At this stage, however, mobile phones although utilizing already the cell technology through channel reuse, was still considered as in its infant stage as the carrier it utilizes is the analog technology. But first, so that you may understand better the workings of a mobile phone, let me explain about the term channel reuse. You see, radio signals operate on a particular frequency. These radio signals, in order to be free of interference, should operate on a different frequency. Like if a certain radio frequency is on 120 MHz, another radio frequency should be in another frequency to avoid mixing signals with the radio signal that is already operating in the 120 MHz frequency. But in the case of mobile phones, many of these units operate in the same frequency, through the principle of channel reuse, thereby making the mobile phones used by many people. Channel reuse was made possible by providing limited power to every mobile phone unit and providing many cell sites or towers. Thus a mobile phone can relay and receive signal only to the nearest cell site or tower nearest to it and not affect another cell tower on another location, making it possible for other cell phones on the same channel to send and receive signals on other cell sites or towers without interference.
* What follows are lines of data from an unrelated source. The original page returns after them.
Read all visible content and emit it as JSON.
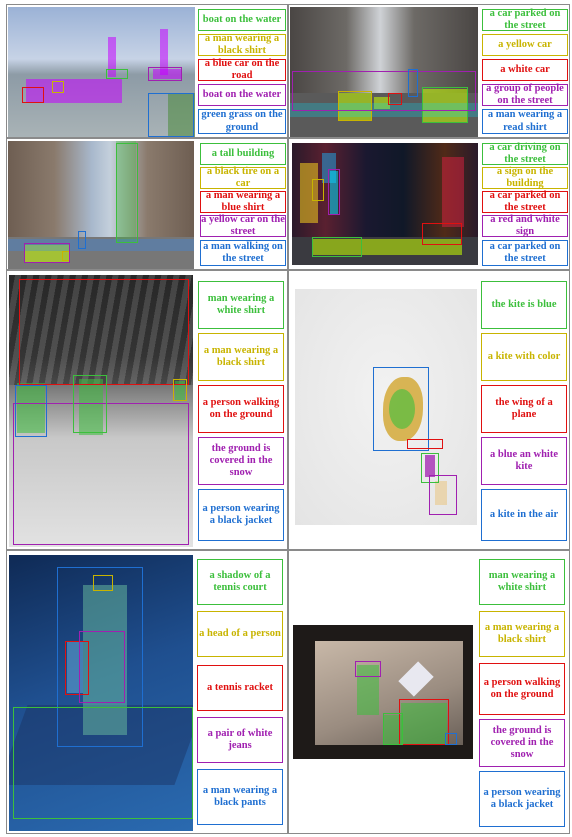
{
  "colors": {
    "green": "#3cbf3c",
    "yellow": "#c8b400",
    "red": "#e01010",
    "purple": "#a020b0",
    "blue": "#1f6fd1"
  },
  "panels": [
    {
      "captions": [
        "boat on the water",
        "a man wearing a black shirt",
        "a blue car on the road",
        "boat on the water",
        "green grass on the ground"
      ]
    },
    {
      "captions": [
        "a car parked on the street",
        "a yellow car",
        "a white car",
        "a group of people on the street",
        "a man wearing a read shirt"
      ]
    },
    {
      "captions": [
        "a tall building",
        "a black tire on a car",
        "a man wearing a blue shirt",
        "a yellow car on the street",
        "a man walking on the street"
      ]
    },
    {
      "captions": [
        "a car driving on the street",
        "a sign on the building",
        "a car parked on the street",
        "a red and white sign",
        "a car parked on the street"
      ]
    },
    {
      "captions": [
        "man wearing a white shirt",
        "a man wearing a black shirt",
        "a person walking on the ground",
        "the ground is covered in the snow",
        "a person wearing a black jacket"
      ]
    },
    {
      "captions": [
        "the kite is blue",
        "a kite with color",
        "the wing of a plane",
        "a blue an white kite",
        "a kite in the air"
      ]
    },
    {
      "captions": [
        "a shadow of a tennis court",
        "a head of a person",
        "a tennis racket",
        "a pair of white jeans",
        "a man wearing a black pants"
      ]
    },
    {
      "captions": [
        "man wearing a white shirt",
        "a man wearing a black shirt",
        "a person walking on the ground",
        "the ground is covered in the snow",
        "a person wearing a black jacket"
      ]
    }
  ]
}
Now that you have a good idea how cell phone operates, let us go back to the first carrier used by mobile phones which is the Analog system of carrying radio signals. This kind of radio signals carriers are the up and down frequencies of radio transmissions that were used in all forms of radio messages before the advent of digital technology. A very good example of these signals can be seen on hospital operating rooms that are usually in TV and movies depicting the near death of an individual as shown by the up and down movement of a moving light on a monitor graph. The up and down light that you see moving is an analog signal frequency, depicting the sound of a patient's heartbeat.

When digital signals became available to be used in radio communications, it was found out that the system of channel reuse employed on mobile phones is more adapted to using the digital system of carrying signals as digital are not susceptible to interference unlike analog. Thus, telecommunication companies soon begun to reconstruct their signaling system to adapt to the digital system of signal delivery in mobile phones.

It was at this stage that a communication company in England was able to develop a system of digital communication known as the Short Messaging Service or SMS for use on cell phones using the digital system of signal delivery. By the way, SMS can only be made possible with a digital carrier but never possible in the old system that was the analog carrier. The development of the SMS or text massaging capability of mobile phones was actually designed for use by the deaf and mute segment of the community. But now we know what happened to this kind of communication intended for the deaf and mute.